U.S. and British regulators have also proposed structural changes to banks in a bid to curtail risks. U.K. Chancellor of the Exchequer George Osborne plans to force large lenders to separate their consumer and investment banking operations in an overhaul that the Treasury estimates may cost as much as 7 billion pounds ($11.3 billion) a year.

The U.K. plans, drafted by a panel led by former Bank of England Chief Economist John Vickers, won’t clash with any EU follow-up to the Liikanen group’s recommendations, according to an EU official.

Break Up

U.K. Labour Party leader Ed Miliband said Sept. 30 that he may go further than Vickers and break up banks if he wins the nation’s 2015 general election.

Barnier said the commission would seek public comment on the Liikanen group’s proposals for the next six weeks before deciding how to proceed.
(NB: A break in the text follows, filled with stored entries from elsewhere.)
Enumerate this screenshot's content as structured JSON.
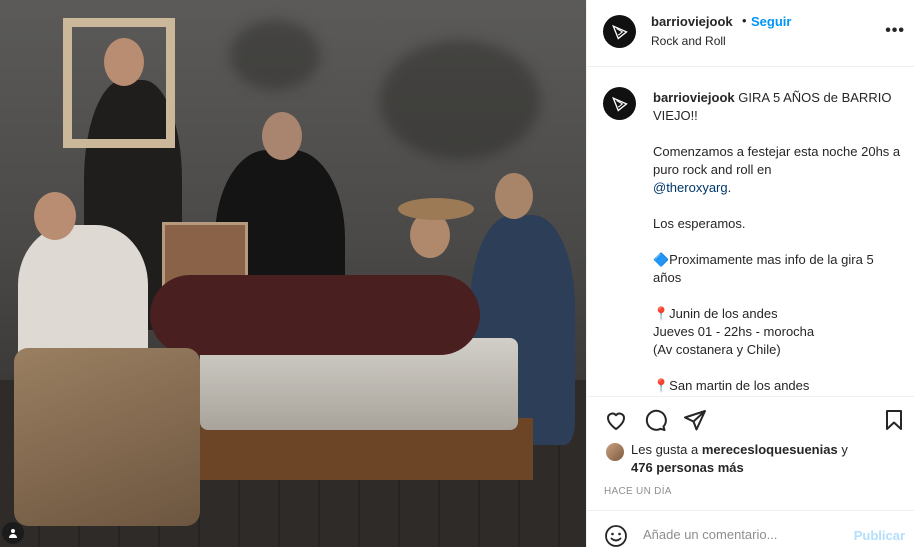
{
  "header": {
    "username": "barrioviejook",
    "separator": "•",
    "follow_label": "Seguir",
    "location": "Rock and Roll",
    "more_icon": "more-horizontal-icon"
  },
  "caption": {
    "username": "barrioviejook",
    "title": "GIRA 5 AÑOS de BARRIO VIEJO!!",
    "p1_text": "Comenzamos a festejar esta noche 20hs a puro rock and roll en",
    "p1_mention": "@theroxyarg",
    "p1_end": ".",
    "p2": "Los esperamos.",
    "p3": "🔷Proximamente mas info de la gira 5 años",
    "p4": "📍Junin de los andes\nJueves 01 - 22hs - morocha\n(Av costanera y Chile)",
    "p5": "📍San martin de los andes"
  },
  "actions": {
    "like_icon": "heart-icon",
    "comment_icon": "comment-icon",
    "share_icon": "paper-plane-icon",
    "save_icon": "bookmark-icon"
  },
  "likes": {
    "prefix": "Les gusta a",
    "user": "merecesloquesuenias",
    "connector": "y",
    "others": "476 personas más"
  },
  "timestamp": "HACE UN DÍA",
  "comment": {
    "placeholder": "Añade un comentario...",
    "publish_label": "Publicar"
  },
  "colors": {
    "accent": "#0095f6",
    "publish_disabled": "#b2dffc",
    "mention": "#00376b",
    "muted": "#8e8e8e"
  }
}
Any steps to implement parts of the report would be proposed “before summer” 2013, Barnier told reporters at a joint briefing with Liikanen.

“Don’t ask me today to tell you what lies at the end of the road,” he said.

Under the Liikanen group’s plan, lenders would transfer trading they conduct on their own behalf and other “high risk” activities to a separately capitalized unit, according to the report.

This so-called trading entity would have to be “legally separate” from other parts of the bank. It also wouldn’t be allowed to finance its activities through deposits covered by government guarantees, according to the report. It would be allowed to be part of the same holding company as the rest of the business.